Some loan data was available, including 157,403 loan amounts. Some records contained overdue amounts, the type and length of the loan, and internal notes left by collection agency staff regarding loan repayments.
Taken together, this data set provides information that could put individuals and in some cases their employers at risk. The most obvious usage would be to impersonate the loan collectors and target the borrowers with personal information about them, their family, and their outstanding debts, potentially in a form of man-in-the-middle attack. Beyond that, knowledge that a person is in debt provides the financial motive that is most likely to lead employees to mishandle funds– the reason that credit histories are often part of an employment background check.
The same IP address also had a Kibana frontend that allowed access without authentication. Here again, the dashboards were marked as either demo or “PRD” for the production data sets. Because the database was publicly accessible, this misconfiguration did not expose any additional information, but illustrates another point of failure that must be secured to avoid unintended data disclosure.

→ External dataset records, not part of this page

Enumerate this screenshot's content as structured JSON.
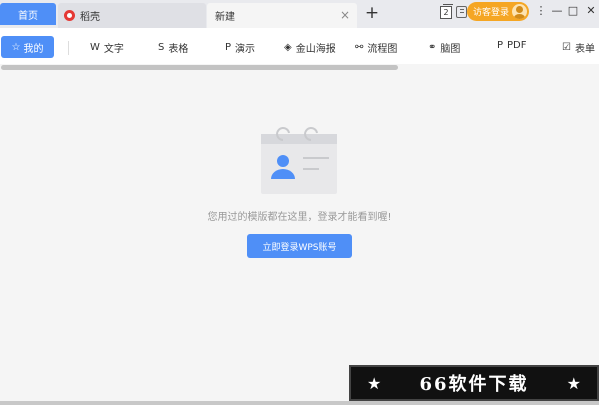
{
  "tabs": {
    "home": "首页",
    "daoke": "稻壳",
    "new_tab": "新建",
    "close": "×",
    "add": "+"
  },
  "titlebar": {
    "window_count": "2",
    "visitor_login": "访客登录",
    "menu": "⋮",
    "minimize": "—",
    "maximize": "□",
    "close": "✕"
  },
  "toolbar": {
    "mine": "我的",
    "items": [
      {
        "icon": "W",
        "label": "文字"
      },
      {
        "icon": "S",
        "label": "表格"
      },
      {
        "icon": "P",
        "label": "演示"
      },
      {
        "icon": "◈",
        "label": "金山海报"
      },
      {
        "icon": "⚯",
        "label": "流程图"
      },
      {
        "icon": "⚭",
        "label": "脑图"
      },
      {
        "icon": "P",
        "label": "PDF"
      },
      {
        "icon": "☑",
        "label": "表单"
      }
    ]
  },
  "main": {
    "empty_message": "您用过的模版都在这里，登录才能看到喔!",
    "login_button": "立即登录WPS账号"
  },
  "banner": {
    "star_left": "★",
    "title": "66软件下载",
    "star_right": "★"
  },
  "colors": {
    "accent": "#4f8ff7",
    "login_orange": "#f5a623",
    "background": "#f5f5f5"
  }
}
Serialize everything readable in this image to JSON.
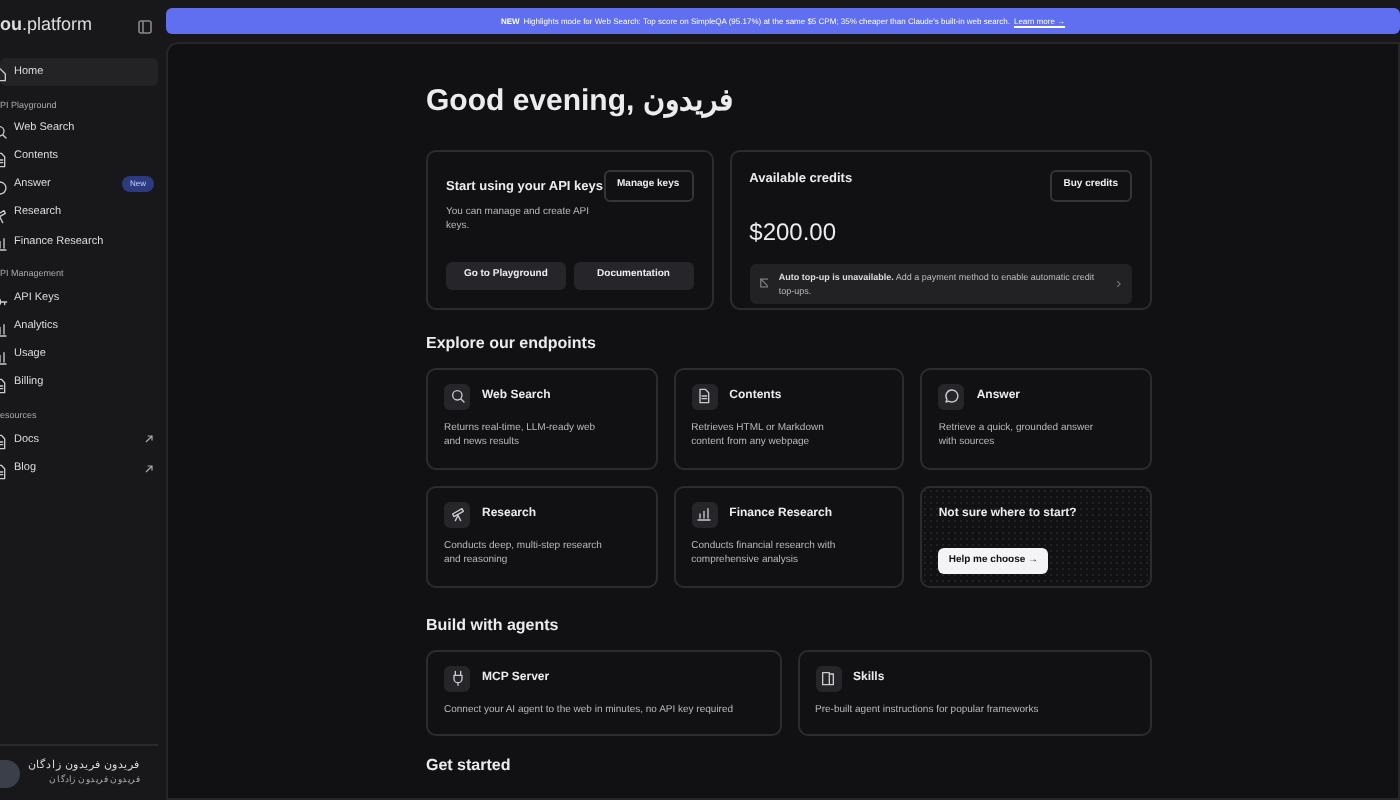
{
  "sidebar": {
    "brand": "ou.platform",
    "items": [
      {
        "kind": "item",
        "label": "Home",
        "selected": true
      },
      {
        "kind": "heading",
        "label": "PI Playground"
      },
      {
        "kind": "item",
        "label": "Web Search",
        "selected": false
      },
      {
        "kind": "item",
        "label": "Contents",
        "selected": false
      },
      {
        "kind": "item",
        "label": "Answer",
        "selected": false,
        "badge": "New"
      },
      {
        "kind": "item",
        "label": "Research",
        "selected": false
      },
      {
        "kind": "item",
        "label": "Finance Research",
        "selected": false
      },
      {
        "kind": "heading",
        "label": "PI Management"
      },
      {
        "kind": "item",
        "label": "API Keys",
        "selected": false
      },
      {
        "kind": "item",
        "label": "Analytics",
        "selected": false
      },
      {
        "kind": "item",
        "label": "Usage",
        "selected": false
      },
      {
        "kind": "item",
        "label": "Billing",
        "selected": false
      },
      {
        "kind": "heading",
        "label": "esources"
      },
      {
        "kind": "item",
        "label": "Docs",
        "selected": false,
        "external": true
      },
      {
        "kind": "item",
        "label": "Blog",
        "selected": false,
        "external": true
      }
    ],
    "user": {
      "name": "فریدون فریدون زادگان",
      "subtitle": "فریدون فریدون زادگان"
    }
  },
  "banner": {
    "tag": "NEW",
    "text": "Highlights mode for Web Search: Top score on SimpleQA (95.17%) at the same $5 CPM; 35% cheaper than Claude's built-in web search.",
    "link": "Learn more →"
  },
  "greeting": "Good evening, فریدون",
  "api_card": {
    "title": "Start using your API keys",
    "description": "You can manage and create API keys.",
    "button": "Manage keys",
    "actions": [
      "Go to Playground",
      "Documentation"
    ]
  },
  "credits_card": {
    "title": "Available credits",
    "button": "Buy credits",
    "amount": "$200.00",
    "notice": "**Auto top-up is unavailable.** Add a payment method to enable automatic credit top-ups."
  },
  "endpoints": {
    "heading": "Explore our endpoints",
    "cards": [
      {
        "kind": "endpoint",
        "title": "Web Search",
        "description": "Returns real-time, LLM-ready web and news results"
      },
      {
        "kind": "endpoint",
        "title": "Contents",
        "description": "Retrieves HTML or Markdown content from any webpage"
      },
      {
        "kind": "endpoint",
        "title": "Answer",
        "description": "Retrieve a quick, grounded answer with sources"
      },
      {
        "kind": "endpoint",
        "title": "Research",
        "description": "Conducts deep, multi-step research and reasoning"
      },
      {
        "kind": "endpoint",
        "title": "Finance Research",
        "description": "Conducts financial research with comprehensive analysis"
      },
      {
        "kind": "help",
        "title": "Not sure where to start?",
        "button": "Help me choose →"
      }
    ]
  },
  "agents": {
    "heading": "Build with agents",
    "cards": [
      {
        "title": "MCP Server",
        "description": "Connect your AI agent to the web in minutes, no API key required"
      },
      {
        "title": "Skills",
        "description": "Pre-built agent instructions for popular frameworks"
      }
    ]
  },
  "next_heading": "Get started"
}
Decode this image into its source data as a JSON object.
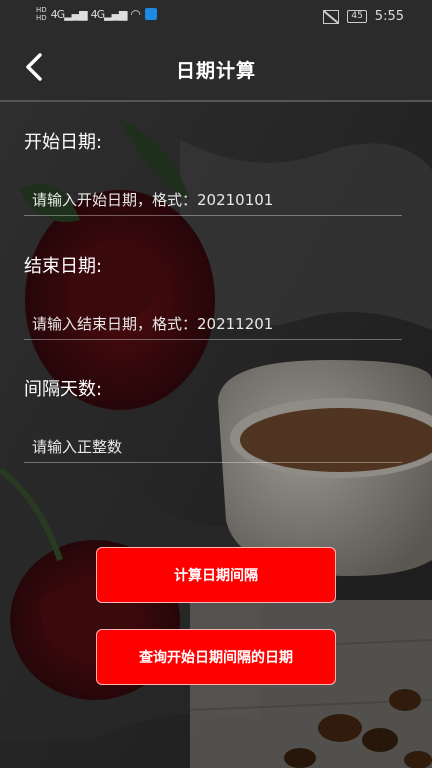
{
  "status_bar": {
    "network_1": "4G",
    "network_2": "4G",
    "battery": "45",
    "time": "5:55"
  },
  "header": {
    "title": "日期计算",
    "back_icon": "chevron-left-icon"
  },
  "form": {
    "start_date": {
      "label": "开始日期:",
      "value": "",
      "placeholder": "请输入开始日期，格式：20210101"
    },
    "end_date": {
      "label": "结束日期:",
      "value": "",
      "placeholder": "请输入结束日期，格式：20211201"
    },
    "interval_days": {
      "label": "间隔天数:",
      "value": "",
      "placeholder": "请输入正整数"
    }
  },
  "actions": {
    "calc_interval_label": "计算日期间隔",
    "query_date_label": "查询开始日期间隔的日期"
  },
  "colors": {
    "bar_bg": "#2b2b2b",
    "button_bg": "#ff0000",
    "text": "#ffffff"
  }
}
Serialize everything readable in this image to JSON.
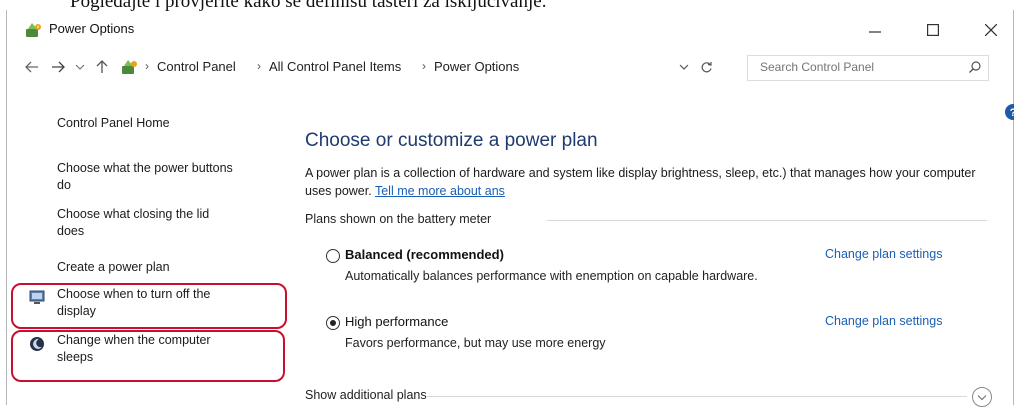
{
  "caption": "Pogledajte i provjerite kako se definisu tasteri za isključivanje.",
  "window": {
    "title": "Power Options"
  },
  "address": {
    "crumbs": [
      "Control Panel",
      "All Control Panel Items",
      "Power Options"
    ],
    "search_placeholder": "Search Control Panel"
  },
  "sidebar": {
    "home": "Control Panel Home",
    "links": [
      "Choose what the power buttons do",
      "Choose what closing the lid does",
      "Create a power plan",
      "Choose when to turn off the display",
      "Change when the computer sleeps"
    ]
  },
  "main": {
    "heading": "Choose or customize a power plan",
    "description": "A power plan is a collection of hardware and system like display brightness, sleep, etc.) that manages how your computer uses power.",
    "tell_more": "Tell me more about ans",
    "plans_section": "Plans shown on the battery meter",
    "plans": [
      {
        "name": "Balanced (recommended)",
        "desc": "Automatically balances performance with enemption on capable hardware.",
        "link": "Change plan settings",
        "selected": false
      },
      {
        "name": "High performance",
        "desc": "Favors performance, but may use more energy",
        "link": "Change plan settings",
        "selected": true
      }
    ],
    "additional": "Show additional plans"
  }
}
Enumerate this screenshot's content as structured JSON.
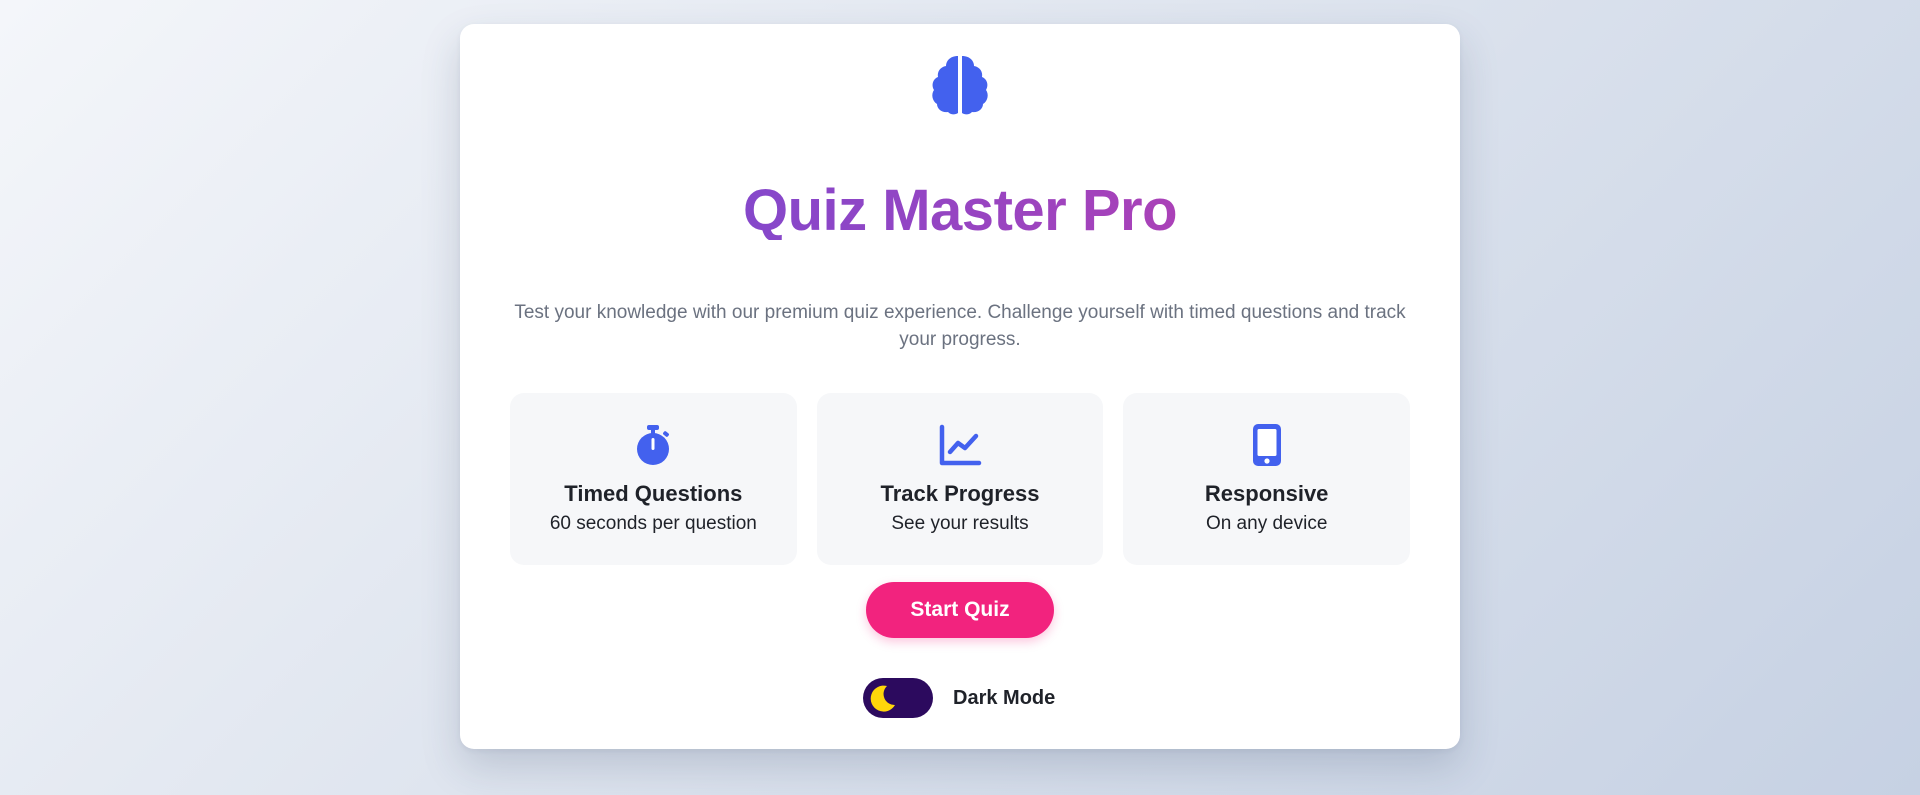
{
  "app": {
    "logo_icon": "brain-icon",
    "title": "Quiz Master Pro",
    "subtitle": "Test your knowledge with our premium quiz experience. Challenge yourself with timed questions and track your progress."
  },
  "features": [
    {
      "icon": "stopwatch-icon",
      "title": "Timed Questions",
      "description": "60 seconds per question"
    },
    {
      "icon": "chart-line-icon",
      "title": "Track Progress",
      "description": "See your results"
    },
    {
      "icon": "mobile-icon",
      "title": "Responsive",
      "description": "On any device"
    }
  ],
  "actions": {
    "start_label": "Start Quiz"
  },
  "theme_toggle": {
    "label": "Dark Mode",
    "icon": "moon-icon",
    "enabled": false
  },
  "colors": {
    "accent_blue": "#4361ee",
    "title_gradient_start": "#6f4bd6",
    "title_gradient_end": "#c53ca8",
    "button_pink": "#f2237e",
    "toggle_bg": "#2c0a5e",
    "moon_yellow": "#ffd60a"
  }
}
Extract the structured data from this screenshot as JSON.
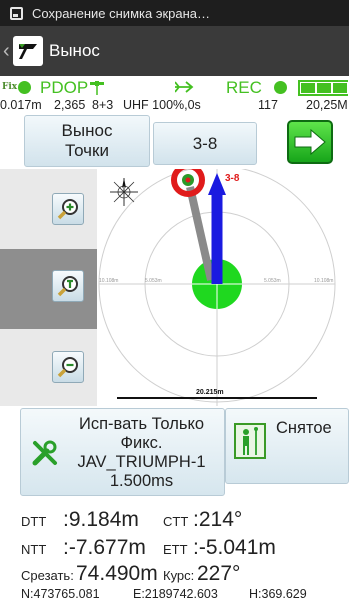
{
  "status_bar": {
    "notification_text": "Сохранение снимка экрана…"
  },
  "action_bar": {
    "title": "Вынос"
  },
  "gnss_status": {
    "fix_label": "Fix",
    "pdop_label": "PDOP",
    "rec_label": "REC",
    "precision": "0.017m",
    "pdop_value": "2,365",
    "satellites": "8+3",
    "link": "UHF 100%,0s",
    "epochs": "117",
    "elapsed": "20,25M",
    "status_color": "#44c021"
  },
  "toolbar": {
    "stakeout_points_label_line1": "Вынос",
    "stakeout_points_label_line2": "Точки",
    "point_selector_value": "3-8"
  },
  "map": {
    "target_point_label": "3-8",
    "scale_bar_label": "20.215m",
    "ring_label_left_outer": "10.108m",
    "ring_label_left_inner": "5.053m",
    "ring_label_right_inner": "5.053m",
    "ring_label_right_outer": "10.108m",
    "icons": [
      "zoom-in-icon",
      "zoom-fit-icon",
      "zoom-out-icon",
      "compass-rose-icon"
    ]
  },
  "bottom_panel": {
    "fixed_only_line1": "Исп-вать Только",
    "fixed_only_line2": "Фикс.",
    "fixed_only_line3": "JAV_TRIUMPH-1",
    "fixed_only_line4": "1.500ms",
    "measured_label": "Снятое"
  },
  "readouts": {
    "dtt_label": "DTT",
    "dtt_value": ":9.184m",
    "ctt_label": "CTT",
    "ctt_value": ":214°",
    "ntt_label": "NTT",
    "ntt_value": ":-7.677m",
    "ett_label": "ETT",
    "ett_value": ":-5.041m",
    "cut_label": "Срезать:",
    "cut_value": "74.490m",
    "course_label": "Курс:",
    "course_value": "227°",
    "northing": "N:473765.081",
    "easting": "E:2189742.603",
    "height": "H:369.629"
  }
}
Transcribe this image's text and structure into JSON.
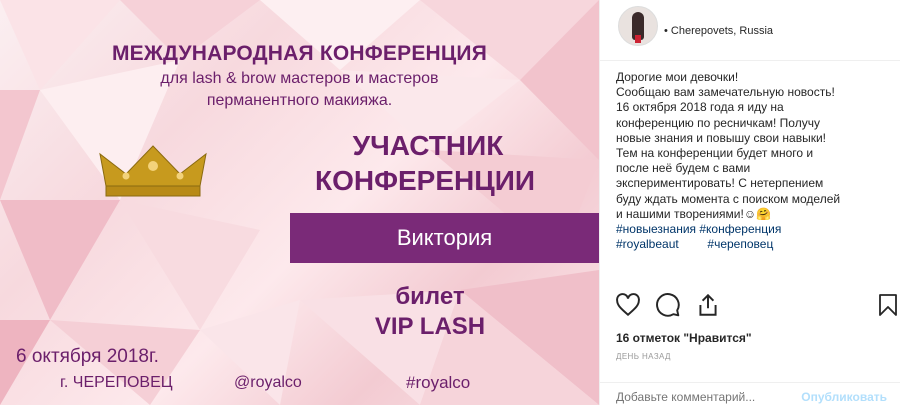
{
  "image": {
    "title": "МЕЖДУНАРОДНАЯ КОНФЕРЕНЦИЯ",
    "subtitle_line1": "для lash & brow мастеров и мастеров",
    "subtitle_line2": "перманентного макияжа.",
    "participant_line1": "УЧАСТНИК",
    "participant_line2": "КОНФЕРЕНЦИИ",
    "name": "Виктория",
    "ticket_line1": "билет",
    "ticket_line2": "VIP LASH",
    "date": "6 октября 2018г.",
    "city": "г. ЧЕРЕПОВЕЦ",
    "handle": "@royalco",
    "hashtag": "#royalco",
    "colors": {
      "purple": "#6b1f6b",
      "bar": "#7a2a78",
      "gold": "#c79a1e"
    }
  },
  "post": {
    "location": "• Cherepovets, Russia",
    "caption_lines": [
      "Дорогие мои девочки!",
      "Сообщаю вам замечательную новость!",
      "16 октября 2018 года я иду на",
      "конференцию по ресничкам! Получу",
      "новые знания и повышу свои навыки!",
      "Тем на конференции будет много и",
      "после неё будем с вами",
      "экспериментировать! С нетерпением",
      "буду ждать момента с поиском моделей",
      "и нашими творениями!☺🤗"
    ],
    "hashtags": {
      "h1": "#новыезнания",
      "h2": "#конференция",
      "h3": "#royalbeaut",
      "h4": "#череповец"
    },
    "likes": "16 отметок \"Нравится\"",
    "time": "ДЕНЬ НАЗАД",
    "comment_placeholder": "Добавьте комментарий...",
    "post_label": "Опубликовать",
    "icons": [
      "heart-icon",
      "comment-icon",
      "share-icon",
      "bookmark-icon"
    ]
  }
}
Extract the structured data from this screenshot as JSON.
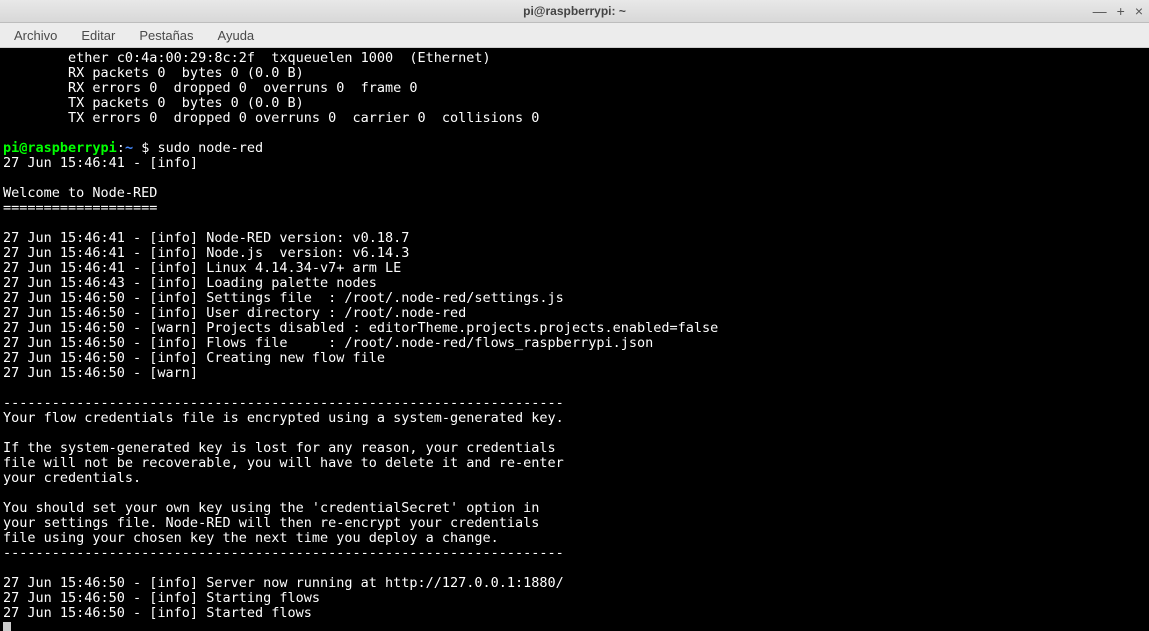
{
  "window": {
    "title": "pi@raspberrypi: ~"
  },
  "menu": {
    "archivo": "Archivo",
    "editar": "Editar",
    "pestanas": "Pestañas",
    "ayuda": "Ayuda"
  },
  "prompt": {
    "userhost": "pi@raspberrypi",
    "colon": ":",
    "path": "~ ",
    "dollar": "$",
    "command": " sudo node-red"
  },
  "pre_lines": [
    "        ether c0:4a:00:29:8c:2f  txqueuelen 1000  (Ethernet)",
    "        RX packets 0  bytes 0 (0.0 B)",
    "        RX errors 0  dropped 0  overruns 0  frame 0",
    "        TX packets 0  bytes 0 (0.0 B)",
    "        TX errors 0  dropped 0 overruns 0  carrier 0  collisions 0",
    ""
  ],
  "post_lines": [
    "27 Jun 15:46:41 - [info]",
    "",
    "Welcome to Node-RED",
    "===================",
    "",
    "27 Jun 15:46:41 - [info] Node-RED version: v0.18.7",
    "27 Jun 15:46:41 - [info] Node.js  version: v6.14.3",
    "27 Jun 15:46:41 - [info] Linux 4.14.34-v7+ arm LE",
    "27 Jun 15:46:43 - [info] Loading palette nodes",
    "27 Jun 15:46:50 - [info] Settings file  : /root/.node-red/settings.js",
    "27 Jun 15:46:50 - [info] User directory : /root/.node-red",
    "27 Jun 15:46:50 - [warn] Projects disabled : editorTheme.projects.projects.enabled=false",
    "27 Jun 15:46:50 - [info] Flows file     : /root/.node-red/flows_raspberrypi.json",
    "27 Jun 15:46:50 - [info] Creating new flow file",
    "27 Jun 15:46:50 - [warn]",
    "",
    "---------------------------------------------------------------------",
    "Your flow credentials file is encrypted using a system-generated key.",
    "",
    "If the system-generated key is lost for any reason, your credentials",
    "file will not be recoverable, you will have to delete it and re-enter",
    "your credentials.",
    "",
    "You should set your own key using the 'credentialSecret' option in",
    "your settings file. Node-RED will then re-encrypt your credentials",
    "file using your chosen key the next time you deploy a change.",
    "---------------------------------------------------------------------",
    "",
    "27 Jun 15:46:50 - [info] Server now running at http://127.0.0.1:1880/",
    "27 Jun 15:46:50 - [info] Starting flows",
    "27 Jun 15:46:50 - [info] Started flows"
  ]
}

The digitization of financial services provides many opportunities for efficiencies in processes like debt collection, but also creates unexpected risks in the supply chain. Vendor solutions also create the risk for multiparty exposures when their data sets are sourced from several clients, as in this case.
It is also worth noting that while we do not know the exact series of events led to securing the database, the existence of the Indian Computer Emergency Response Team (CERT-In) and their response capabilities provide a valuable safety net for securing data exposures. It is not uncommon for companies to miss notification emails from researchers and from their hosting providers. Recently, CERT-In published guidelines requiring organizations inform them within 6 hours of a data breach notification. Having a governmental entity so receptive to leak notifications provides another venue for efforts to secure exposures.